There may be a time in the future when the Randy Rogers Band shows signs of weakening or slowing down, but for now, this is a group Hellbent on charging ahead with a healthy balance of looking back and appreciating where they’re at in the here and now.

Written by Lauren Laffer
Album Review: Randy Rogers Band’s ‘Hellbent ‘
Left to Right: Johnny “Chops” Richardson, Les Lawless, Randy Rogers, Geoffrey Hill, Brady Black, Todd Stewart; Photo courtesy of Marushka Media

For their eighth studio album, Texas-bred road warriors Randy Rogers Band didn’t set out to reinvent the country-rock wheel they’ve rolled so successfully for nearly two decades. But with the help of super-producer Dave Cobb and the historic aura of the legendary RCA Studio A where Hellbent was recorded, the Lone Star honky tonk heroes did add a fresh coat of paint to its well-traveled, time-tested sound.

Perhaps the most obvious sign the band is traversing into slightly new terrain is a greater amount of story songs. It’s not that Rogers has had any sort of unrelenting reliance on the straight-forward love song or all-encompassing slice-of-life tune, but here we see him capably assume the role of narrator to great storytelling effect.

Randy Rogers Band; Original artwork by Morgan Avary

Randy Rogers Band; Original artwork by Morgan Avary

“Wine in a Coffee Cup” tells the less-than-glamorous story of a functioning alcoholic businesswoman grinding through the modern world. In it Rogers sings “her Hollywood smile is just a big disguise” in a way that simply relays her all-too-relatable daily travails, rather than judging her for the self-medicating she administers to get from home, to the office, and back, day after day. “We Never Made it to Mexico” is a Tejano-inflected tune where Rogers deploys a bit of Spanish-speaking prowess to color the story of a broken-hearted hombre left with only “tequila at the airport hotel” after his love leaves him. With a backdrop of Flamenco-style guitar picking, this contagious ditty is uniquely singular in the Rogers catalog.

But it’s the up-tempo, rousing, beer-hoisting sing-along “Crazy People” that has a strong case as the single greatest example of the freshness contained within this 11-song collection.

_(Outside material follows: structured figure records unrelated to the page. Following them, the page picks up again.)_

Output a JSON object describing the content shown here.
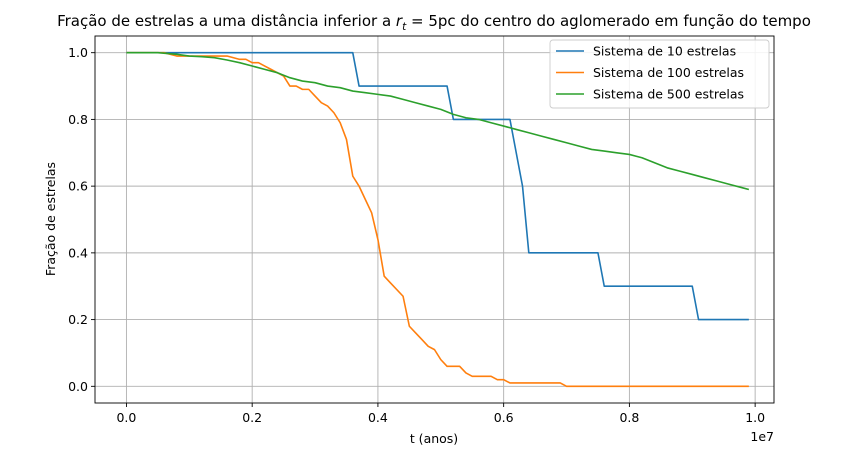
{
  "chart_data": {
    "type": "line",
    "title": "Fração de estrelas a uma distância inferior a r_t = 5pc do centro do aglomerado em função do tempo",
    "title_parts": {
      "prefix": "Fração de estrelas a uma distância inferior a ",
      "symbol": "r",
      "subscript": "t",
      "equals": " = 5pc do centro do aglomerado em função do tempo"
    },
    "xlabel": "t (anos)",
    "ylabel": "Fração de estrelas",
    "x_multiplier_label": "1e7",
    "xlim": [
      -0.05,
      1.03
    ],
    "ylim": [
      -0.05,
      1.05
    ],
    "x_scale": 10000000,
    "xticks": [
      0.0,
      0.2,
      0.4,
      0.6,
      0.8,
      1.0
    ],
    "xtick_labels": [
      "0.0",
      "0.2",
      "0.4",
      "0.6",
      "0.8",
      "1.0"
    ],
    "yticks": [
      0.0,
      0.2,
      0.4,
      0.6,
      0.8,
      1.0
    ],
    "ytick_labels": [
      "0.0",
      "0.2",
      "0.4",
      "0.6",
      "0.8",
      "1.0"
    ],
    "grid": true,
    "legend_position": "top-right",
    "series": [
      {
        "name": "Sistema de 10 estrelas",
        "color": "#1f77b4",
        "x": [
          0.0,
          0.36,
          0.37,
          0.51,
          0.52,
          0.61,
          0.63,
          0.64,
          0.75,
          0.76,
          0.9,
          0.91,
          0.99
        ],
        "y": [
          1.0,
          1.0,
          0.9,
          0.9,
          0.8,
          0.8,
          0.6,
          0.4,
          0.4,
          0.3,
          0.3,
          0.2,
          0.2
        ]
      },
      {
        "name": "Sistema de 100 estrelas",
        "color": "#ff7f0e",
        "x": [
          0.0,
          0.06,
          0.08,
          0.09,
          0.1,
          0.12,
          0.14,
          0.16,
          0.18,
          0.19,
          0.2,
          0.21,
          0.22,
          0.23,
          0.25,
          0.26,
          0.27,
          0.28,
          0.29,
          0.3,
          0.31,
          0.32,
          0.33,
          0.34,
          0.35,
          0.36,
          0.37,
          0.38,
          0.39,
          0.4,
          0.41,
          0.42,
          0.44,
          0.45,
          0.46,
          0.47,
          0.48,
          0.49,
          0.5,
          0.51,
          0.52,
          0.53,
          0.54,
          0.55,
          0.56,
          0.57,
          0.58,
          0.59,
          0.6,
          0.61,
          0.62,
          0.64,
          0.69,
          0.7,
          0.75,
          0.8,
          0.85,
          0.9,
          0.95,
          0.99
        ],
        "y": [
          1.0,
          1.0,
          0.99,
          0.99,
          0.99,
          0.99,
          0.99,
          0.99,
          0.98,
          0.98,
          0.97,
          0.97,
          0.96,
          0.95,
          0.93,
          0.9,
          0.9,
          0.89,
          0.89,
          0.87,
          0.85,
          0.84,
          0.82,
          0.79,
          0.74,
          0.63,
          0.6,
          0.56,
          0.52,
          0.44,
          0.33,
          0.31,
          0.27,
          0.18,
          0.16,
          0.14,
          0.12,
          0.11,
          0.08,
          0.06,
          0.06,
          0.06,
          0.04,
          0.03,
          0.03,
          0.03,
          0.03,
          0.02,
          0.02,
          0.01,
          0.01,
          0.01,
          0.01,
          0.0,
          0.0,
          0.0,
          0.0,
          0.0,
          0.0,
          0.0
        ]
      },
      {
        "name": "Sistema de 500 estrelas",
        "color": "#2ca02c",
        "x": [
          0.0,
          0.05,
          0.08,
          0.1,
          0.12,
          0.14,
          0.16,
          0.18,
          0.2,
          0.22,
          0.24,
          0.26,
          0.28,
          0.3,
          0.32,
          0.34,
          0.36,
          0.38,
          0.4,
          0.42,
          0.44,
          0.46,
          0.48,
          0.5,
          0.52,
          0.54,
          0.56,
          0.58,
          0.6,
          0.62,
          0.64,
          0.66,
          0.68,
          0.7,
          0.72,
          0.74,
          0.76,
          0.78,
          0.8,
          0.82,
          0.84,
          0.86,
          0.88,
          0.9,
          0.92,
          0.94,
          0.96,
          0.98,
          0.99
        ],
        "y": [
          1.0,
          1.0,
          0.995,
          0.99,
          0.988,
          0.985,
          0.978,
          0.97,
          0.96,
          0.95,
          0.94,
          0.925,
          0.915,
          0.91,
          0.9,
          0.895,
          0.885,
          0.88,
          0.875,
          0.87,
          0.86,
          0.85,
          0.84,
          0.83,
          0.815,
          0.805,
          0.8,
          0.79,
          0.78,
          0.77,
          0.76,
          0.75,
          0.74,
          0.73,
          0.72,
          0.71,
          0.705,
          0.7,
          0.695,
          0.685,
          0.67,
          0.655,
          0.645,
          0.635,
          0.625,
          0.615,
          0.605,
          0.595,
          0.59
        ]
      }
    ]
  }
}
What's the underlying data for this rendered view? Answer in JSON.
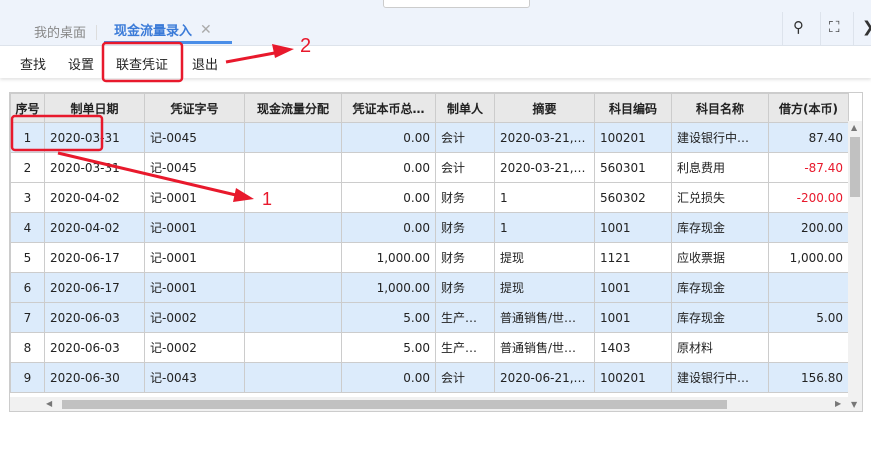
{
  "tabs": [
    {
      "label": "我的桌面",
      "active": false
    },
    {
      "label": "现金流量录入",
      "active": true
    }
  ],
  "tab_close": "✕",
  "toolbar": {
    "find": "查找",
    "settings": "设置",
    "link_voucher": "联查凭证",
    "exit": "退出"
  },
  "table": {
    "columns": [
      "序号",
      "制单日期",
      "凭证字号",
      "现金流量分配",
      "凭证本币总…",
      "制单人",
      "摘要",
      "科目编码",
      "科目名称",
      "借方(本币)"
    ],
    "rows": [
      [
        "1",
        "2020-03-31",
        "记-0045",
        "",
        "0.00",
        "会计",
        "2020-03-21,…",
        "100201",
        "建设银行中…",
        "87.40"
      ],
      [
        "2",
        "2020-03-31",
        "记-0045",
        "",
        "0.00",
        "会计",
        "2020-03-21,…",
        "560301",
        "利息费用",
        "-87.40"
      ],
      [
        "3",
        "2020-04-02",
        "记-0001",
        "",
        "0.00",
        "财务",
        "1",
        "560302",
        "汇兑损失",
        "-200.00"
      ],
      [
        "4",
        "2020-04-02",
        "记-0001",
        "",
        "0.00",
        "财务",
        "1",
        "1001",
        "库存现金",
        "200.00"
      ],
      [
        "5",
        "2020-06-17",
        "记-0001",
        "",
        "1,000.00",
        "财务",
        "提现",
        "1121",
        "应收票据",
        "1,000.00"
      ],
      [
        "6",
        "2020-06-17",
        "记-0001",
        "",
        "1,000.00",
        "财务",
        "提现",
        "1001",
        "库存现金",
        ""
      ],
      [
        "7",
        "2020-06-03",
        "记-0002",
        "",
        "5.00",
        "生产…",
        "普通销售/世…",
        "1001",
        "库存现金",
        "5.00"
      ],
      [
        "8",
        "2020-06-03",
        "记-0002",
        "",
        "5.00",
        "生产…",
        "普通销售/世…",
        "1403",
        "原材料",
        ""
      ],
      [
        "9",
        "2020-06-30",
        "记-0043",
        "",
        "0.00",
        "会计",
        "2020-06-21,…",
        "100201",
        "建设银行中…",
        "156.80"
      ]
    ],
    "row_styles": [
      "blue",
      "white",
      "white",
      "blue",
      "white",
      "blue",
      "blue",
      "white",
      "blue"
    ]
  },
  "annotations": {
    "label1": "1",
    "label2": "2",
    "color": "#e8192c"
  },
  "colors": {
    "accent": "#3b7bd8",
    "row_highlight": "#dcebfb",
    "negative": "#e8192c"
  }
}
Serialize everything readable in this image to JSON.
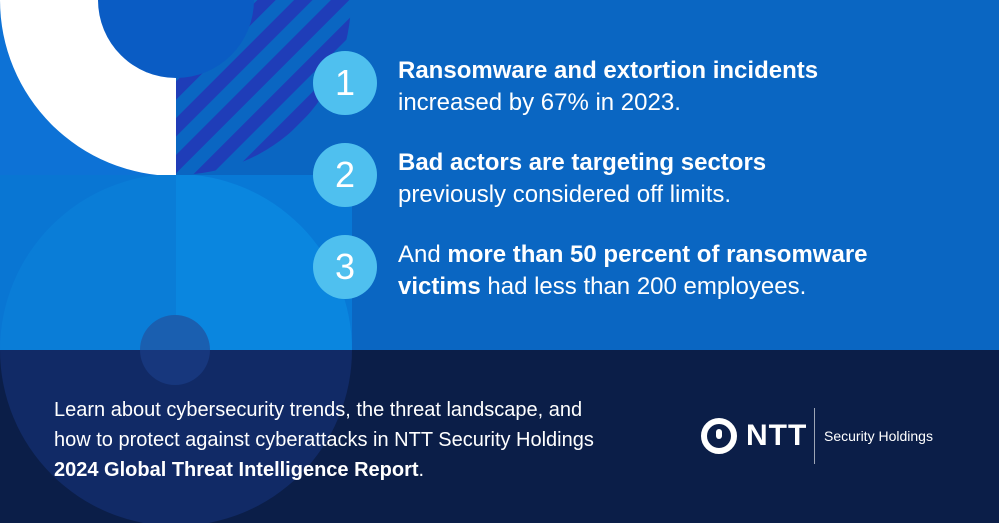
{
  "colors": {
    "background": "#0a66c2",
    "accent_circle": "#4fc0ef",
    "footer": "#0b1e48",
    "text": "#ffffff"
  },
  "points": [
    {
      "number": "1",
      "bold_lead": "Ransomware and extortion incidents",
      "rest": "increased by 67% in 2023."
    },
    {
      "number": "2",
      "bold_lead": "Bad actors are targeting sectors",
      "rest": "previously considered off limits."
    },
    {
      "number": "3",
      "prefix": "And ",
      "bold_lead": "more than 50 percent of ransomware",
      "bold_tail": "victims",
      "rest": " had less than 200 employees."
    }
  ],
  "footer": {
    "text_line1": "Learn about cybersecurity trends, the threat landscape, and",
    "text_line2": "how to protect against cyberattacks in NTT Security Holdings",
    "report_title": "2024 Global Threat Intelligence Report",
    "report_suffix": "."
  },
  "logo": {
    "wordmark": "NTT",
    "subtitle": "Security Holdings",
    "icon": "ntt-logo-icon"
  }
}
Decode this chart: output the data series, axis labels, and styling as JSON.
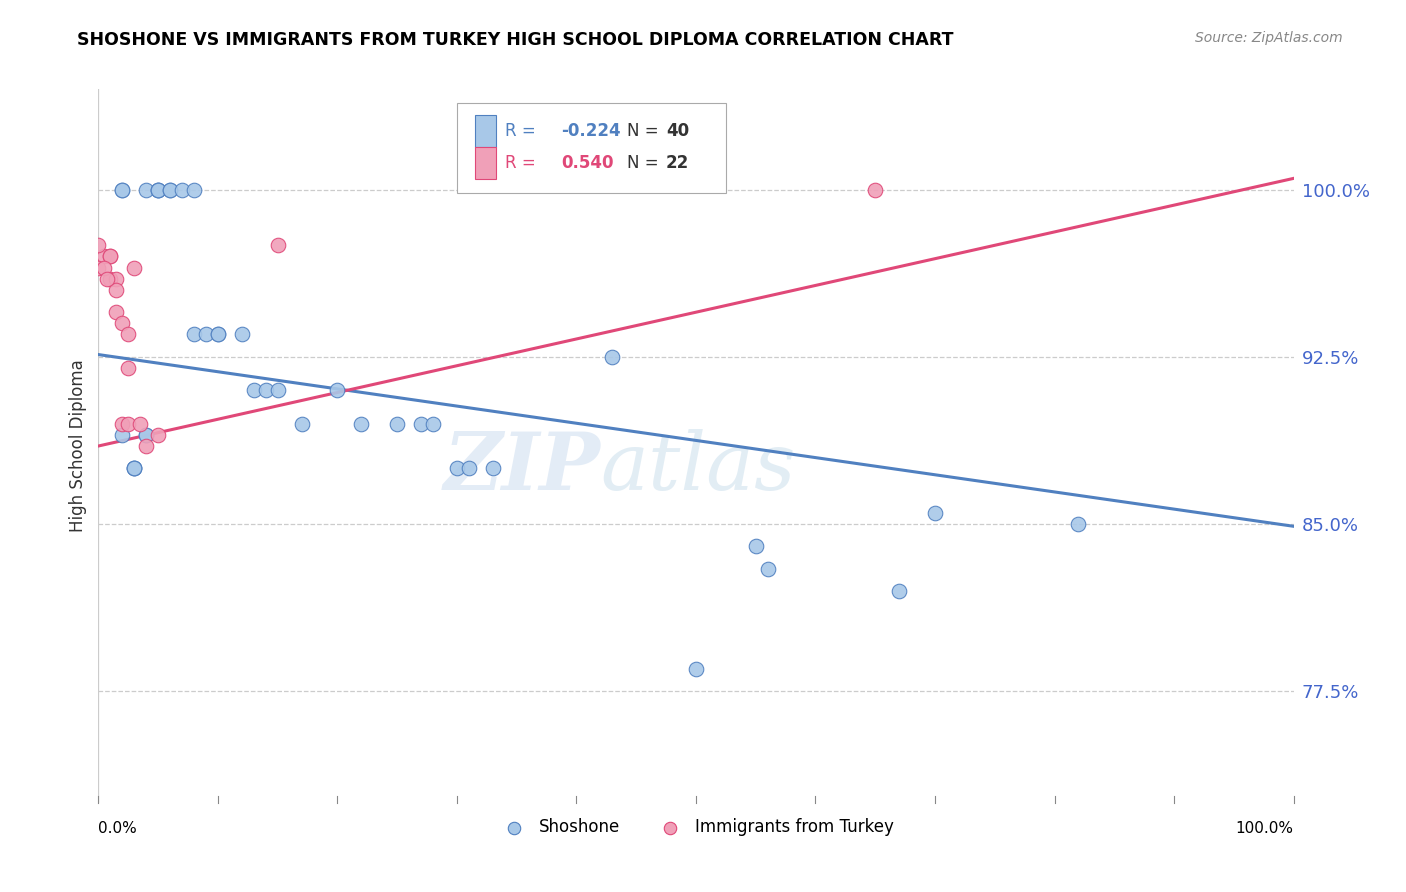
{
  "title": "SHOSHONE VS IMMIGRANTS FROM TURKEY HIGH SCHOOL DIPLOMA CORRELATION CHART",
  "source": "Source: ZipAtlas.com",
  "ylabel": "High School Diploma",
  "ytick_labels": [
    "100.0%",
    "92.5%",
    "85.0%",
    "77.5%"
  ],
  "ytick_values": [
    1.0,
    0.925,
    0.85,
    0.775
  ],
  "xlim": [
    0.0,
    1.0
  ],
  "ylim": [
    0.725,
    1.045
  ],
  "color_blue": "#a8c8e8",
  "color_pink": "#f0a0b8",
  "color_line_blue": "#5080c0",
  "color_line_pink": "#e04878",
  "watermark_zip": "ZIP",
  "watermark_atlas": "atlas",
  "shoshone_x": [
    0.02,
    0.02,
    0.04,
    0.05,
    0.05,
    0.05,
    0.06,
    0.06,
    0.07,
    0.08,
    0.08,
    0.09,
    0.1,
    0.1,
    0.12,
    0.13,
    0.14,
    0.15,
    0.17,
    0.2,
    0.22,
    0.25,
    0.27,
    0.28,
    0.3,
    0.31,
    0.33,
    0.43,
    0.5,
    0.55,
    0.56,
    0.67,
    0.7,
    0.82,
    0.03,
    0.03,
    0.04,
    0.04,
    0.03,
    0.02
  ],
  "shoshone_y": [
    1.0,
    1.0,
    1.0,
    1.0,
    1.0,
    1.0,
    1.0,
    1.0,
    1.0,
    1.0,
    0.935,
    0.935,
    0.935,
    0.935,
    0.935,
    0.91,
    0.91,
    0.91,
    0.895,
    0.91,
    0.895,
    0.895,
    0.895,
    0.895,
    0.875,
    0.875,
    0.875,
    0.925,
    0.785,
    0.84,
    0.83,
    0.82,
    0.855,
    0.85,
    0.875,
    0.875,
    0.89,
    0.89,
    0.875,
    0.89
  ],
  "turkey_x": [
    0.005,
    0.01,
    0.01,
    0.01,
    0.015,
    0.015,
    0.015,
    0.02,
    0.02,
    0.025,
    0.025,
    0.025,
    0.03,
    0.035,
    0.04,
    0.05,
    0.15,
    0.65,
    0.0,
    0.0,
    0.005,
    0.007
  ],
  "turkey_y": [
    0.97,
    0.97,
    0.97,
    0.96,
    0.96,
    0.955,
    0.945,
    0.94,
    0.895,
    0.935,
    0.92,
    0.895,
    0.965,
    0.895,
    0.885,
    0.89,
    0.975,
    1.0,
    0.975,
    0.965,
    0.965,
    0.96
  ],
  "blue_trendline_x": [
    0.0,
    1.0
  ],
  "blue_trendline_y": [
    0.926,
    0.849
  ],
  "pink_trendline_x": [
    0.0,
    1.0
  ],
  "pink_trendline_y": [
    0.885,
    1.005
  ]
}
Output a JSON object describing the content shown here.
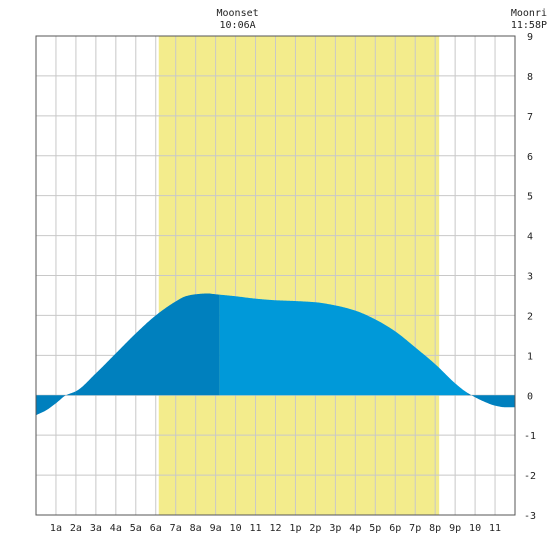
{
  "chart_data": {
    "type": "area",
    "x_unit": "hour of day",
    "x_range": [
      0,
      24
    ],
    "ylim": [
      -3,
      9
    ],
    "y_ticks": [
      "-3",
      "-2",
      "-1",
      "0",
      "1",
      "2",
      "3",
      "4",
      "5",
      "6",
      "7",
      "8",
      "9"
    ],
    "x_ticks": [
      {
        "hour": 1,
        "label": "1a"
      },
      {
        "hour": 2,
        "label": "2a"
      },
      {
        "hour": 3,
        "label": "3a"
      },
      {
        "hour": 4,
        "label": "4a"
      },
      {
        "hour": 5,
        "label": "5a"
      },
      {
        "hour": 6,
        "label": "6a"
      },
      {
        "hour": 7,
        "label": "7a"
      },
      {
        "hour": 8,
        "label": "8a"
      },
      {
        "hour": 9,
        "label": "9a"
      },
      {
        "hour": 10,
        "label": "10"
      },
      {
        "hour": 11,
        "label": "11"
      },
      {
        "hour": 12,
        "label": "12"
      },
      {
        "hour": 13,
        "label": "1p"
      },
      {
        "hour": 14,
        "label": "2p"
      },
      {
        "hour": 15,
        "label": "3p"
      },
      {
        "hour": 16,
        "label": "4p"
      },
      {
        "hour": 17,
        "label": "5p"
      },
      {
        "hour": 18,
        "label": "6p"
      },
      {
        "hour": 19,
        "label": "7p"
      },
      {
        "hour": 20,
        "label": "8p"
      },
      {
        "hour": 21,
        "label": "9p"
      },
      {
        "hour": 22,
        "label": "10"
      },
      {
        "hour": 23,
        "label": "11"
      }
    ],
    "grid": true,
    "daylight_hours": [
      6.15,
      20.2
    ],
    "moon_events": [
      {
        "label": "Moonset",
        "time": "10:06A",
        "hour": 10.1
      },
      {
        "label": "Moonri",
        "time": "11:58P",
        "hour": 23.97
      }
    ],
    "tide_series": {
      "x": [
        0,
        0.5,
        1,
        1.5,
        2,
        3,
        4,
        5,
        6,
        7,
        7.5,
        8,
        8.6,
        9,
        10,
        11,
        12,
        13,
        14,
        15,
        16,
        17,
        18,
        19,
        20,
        21,
        21.5,
        22,
        22.5,
        23,
        23.5,
        24
      ],
      "values": [
        -0.5,
        -0.38,
        -0.2,
        0.0,
        0.1,
        0.55,
        1.05,
        1.55,
        2.0,
        2.35,
        2.48,
        2.53,
        2.55,
        2.53,
        2.48,
        2.42,
        2.38,
        2.36,
        2.33,
        2.25,
        2.12,
        1.9,
        1.6,
        1.2,
        0.78,
        0.3,
        0.1,
        -0.05,
        -0.17,
        -0.26,
        -0.3,
        -0.3
      ]
    },
    "highlight_range": [
      2,
      9.2
    ],
    "colors": {
      "daylight": "#f3ec8c",
      "tide_water": "#0099d9",
      "tide_highlight": "#0080be",
      "grid": "#c8c8c8",
      "frame": "#555555"
    }
  }
}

Not only does Rogers sing about the “heart breakin’, money wastin’, hell raisin’ crazy people” many Bible-thumping small-town parents warn their impressionable children about, but the band does something they’ve never done before together on record.

They “nah nah nah.”

As much as the chorus to “Crazy People” penetrates your frontal lobe with the it’s-good-to-be-bad storyline, it’s the band jumping in behind Rogers with the harmonically soaring “nah nah nah nah” that makes this song simply shoot out of the speakers. And, again, it’s a new element you won’t hear in the rest of the RRB canon.

But it’s not all experimental reinvention here. For every tune with a funky twist there are several expertly crafted numbers that slip around the ears almost too comfortably. “Hell Bent on a Heartache” is a sad Guy Clark song the group revs up just enough to make their own, while “Anchors Away” is a sweeping, love-at-all-costs anthem that’ll magnetize couples every time it’s played live.

There may be a time in the future when the Randy Rogers Band shows signs of weakening or slowing down, but for now, this is a group Hellbent on charging ahead with a healthy balance of looking back and appreciating where they’re at in the here and now.